Building an MCP Server: Connecting AI to Your Infrastructure
The Model Context Protocol (MCP) lets AI assistants interact with external tools and services. I built a custom MCP server that connects AI to my entire infrastructure — Cloudflare Workers, Vercel deployments, GitHub repos, PostgreSQL databases, and more.
What is MCP?
MCP is a standardized protocol for AI tool use. Think of it as a universal API layer that lets AI models:
- Read data from your services
- Execute operations (deploy, create, update)

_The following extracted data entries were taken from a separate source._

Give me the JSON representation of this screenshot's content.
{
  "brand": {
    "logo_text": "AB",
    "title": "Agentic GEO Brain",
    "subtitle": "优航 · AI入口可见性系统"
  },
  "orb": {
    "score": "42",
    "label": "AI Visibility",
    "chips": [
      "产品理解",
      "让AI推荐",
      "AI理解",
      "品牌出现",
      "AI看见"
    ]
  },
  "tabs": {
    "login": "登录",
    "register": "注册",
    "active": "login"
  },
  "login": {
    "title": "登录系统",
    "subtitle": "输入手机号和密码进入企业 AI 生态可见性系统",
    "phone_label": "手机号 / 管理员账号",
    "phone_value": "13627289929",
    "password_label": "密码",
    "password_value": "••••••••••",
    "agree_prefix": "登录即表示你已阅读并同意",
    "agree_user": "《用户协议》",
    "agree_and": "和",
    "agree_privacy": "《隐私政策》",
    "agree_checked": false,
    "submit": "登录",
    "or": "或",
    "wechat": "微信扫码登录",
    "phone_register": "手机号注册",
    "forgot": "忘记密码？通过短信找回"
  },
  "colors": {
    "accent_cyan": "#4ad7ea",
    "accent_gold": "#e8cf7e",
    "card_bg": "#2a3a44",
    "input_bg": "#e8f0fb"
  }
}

- Query databases and analytics
- Manage infrastructure programmatically
Architecture
AI Assistant (Claude, GPT)
↓ MCP Protocol
MCP Server (Node.js)
↓ API Calls
┌──────────────┬──────────────┬──────────────┐
│ Cloudflare │ Vercel │ GitHub │
│ Workers/KV │ Deployments │ Repos │
├──────────────┼──────────────┼──────────────┤
│ PostgreSQL │ Supabase │ Stripe │
│ Database │ Edge Func │ Payments │
└──────────────┴──────────────┴──────────────┘
The MCP server is a single Node.js process that exposes tools via JSON-RPC. Each tool maps to an API call or database query.
Key Tools I Built
1. Cloudflare Management
// Deploy a Worker, manage KV, query analytics
{
name: "worker_deploy",
description: "Deploy or update a Cloudflare Worker",
inputSchema: {
name: z.string(),
script: z.string(),
bindings: z.array(z.object({ name: z.string(), type: z.string() })),
}
}
2. Vercel Deployments
Check deployment status, view logs, manage environment variables, and trigger redeployments — all through natural language.
3. Database Queries
Direct SQL access to PostgreSQL with read-only safety:
{
name: "query",
description: "Execute a read-only SQL query",
input: { sql: z.string() }
}
4. GitHub Operations
Create issues, manage PRs, search code, check CI status — integrated directly into the AI conversation.
Implementation Patterns
Tool Schema Design
Every tool needs a clear name, description, and input schema. The AI uses these to decide when and how to call each tool.
server.tool(
"kv_get",
"Get a value from Cloudflare KV namespace",
{ namespace: z.string(), key: z.string() },
async ({ namespace, key }) => {
const value = await kv.get(namespace, key);
return { content: [{ type: "text", text: value ?? "null" }] };
}
);
Error Handling
Always return structured errors. The AI needs to understand what went wrong to retry or suggest alternatives.
Rate Limiting
Wrap API calls with rate limiting. Cloudflare's API has generous limits, but GitHub and Vercel can throttle aggressive usage.
Security Considerations
- Read-only by default — Write operations require explicit confirmation
- Scoped API tokens — Each integration uses minimal-permission tokens
- Audit logging — Every tool call is logged with timestamp and parameters
- Secrets management — API keys stored in environment variables, never in code
The Workflow
Instead of switching between dashboards, I manage infrastructure through conversation:
"Deploy the latest version of my portfolio to production" "What's the error rate on my Cloudflare Workers this week?" "Create a GitHub issue for the mobile app crash bug" "Query the database for top 10 most visited projects"
Performance
The MCP server adds ~50ms latency per tool call. For complex operations (deployments, database migrations), this is negligible. For rapid iterations, I batch related calls.
What's Next
- Workflow automation — Chain multiple tools for complex operations
- Custom dashboards — Generate real-time monitoring views
- Proactive alerts — AI monitors infrastructure and suggests actions
MCP transforms AI from a chat interface into an operations center. Instead of context-switching between 10 dashboards, everything happens in one conversation.